The drug has been that chemical substance that has been purified and that is used for treatments, cures, prevention and diagnoses of certain diseases or, by default, inhibit the appearance of a physiological process that is not wanted. The fundamental characteristics of the drug is that it is a substance very similar to that produced by the body and causes a change in cell activity.
A clear example that can perfectly define this concept is the case of an individual with diabetes, who thanks to his disease the body cannot produce its own hormone, that is, insulin from the cells of the pancreas, so to maintain the stability of the patient, externally inject the insulin he needs.

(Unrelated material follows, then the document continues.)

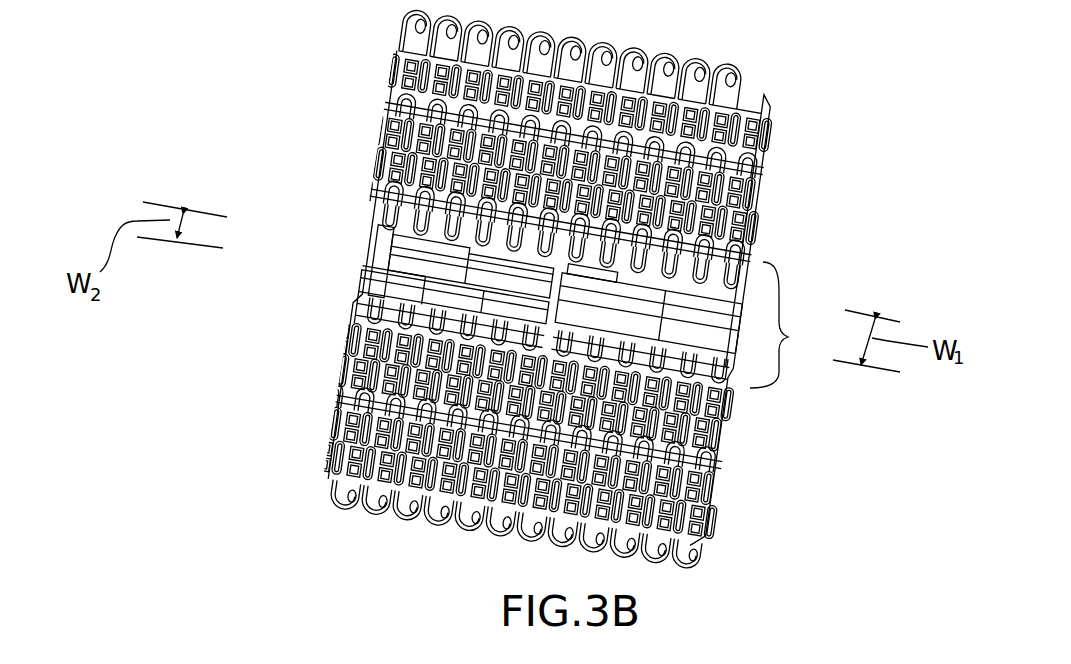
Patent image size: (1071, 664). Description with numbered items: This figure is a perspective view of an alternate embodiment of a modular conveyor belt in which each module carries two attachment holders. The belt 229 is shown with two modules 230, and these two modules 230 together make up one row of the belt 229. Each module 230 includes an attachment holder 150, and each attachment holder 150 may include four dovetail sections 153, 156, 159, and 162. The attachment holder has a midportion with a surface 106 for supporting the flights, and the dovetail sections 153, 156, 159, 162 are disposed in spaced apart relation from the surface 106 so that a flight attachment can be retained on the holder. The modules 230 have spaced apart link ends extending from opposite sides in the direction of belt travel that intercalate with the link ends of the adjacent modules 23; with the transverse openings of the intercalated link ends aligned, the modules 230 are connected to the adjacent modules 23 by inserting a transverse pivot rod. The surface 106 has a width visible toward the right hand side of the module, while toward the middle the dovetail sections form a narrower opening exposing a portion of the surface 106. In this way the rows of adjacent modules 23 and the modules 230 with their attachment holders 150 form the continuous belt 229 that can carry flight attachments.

There are several pharmaceutical forms, under which drugs can be presented and marketed, with the sole purpose of therapeutic benefits for the affected person and to minimize the collateral effects that these sometimes produce. Among those that are: the liquids that are integrated by syrups, aerosols, eye drops, among others. Solid, made up of powders, granules, dragees, pills, among others. Semisolid, pastes, cream, ointment, suppositories, among others.
Certain environmental studies have raised an important alert worldwide, regarding the contamination that the interaction of various drugs with each other can produce into the atmosphere and is due to the fact that when a person becomes ill and ingests a drug to cure themselves, it will later be expelled from the body through urine and feces which will reach wastewater and then rivers or seas, however, the deficient purification treatment carried out by some purification plants means that pharmacological residues cannot be completely disappeared, producing the aforementioned contamination.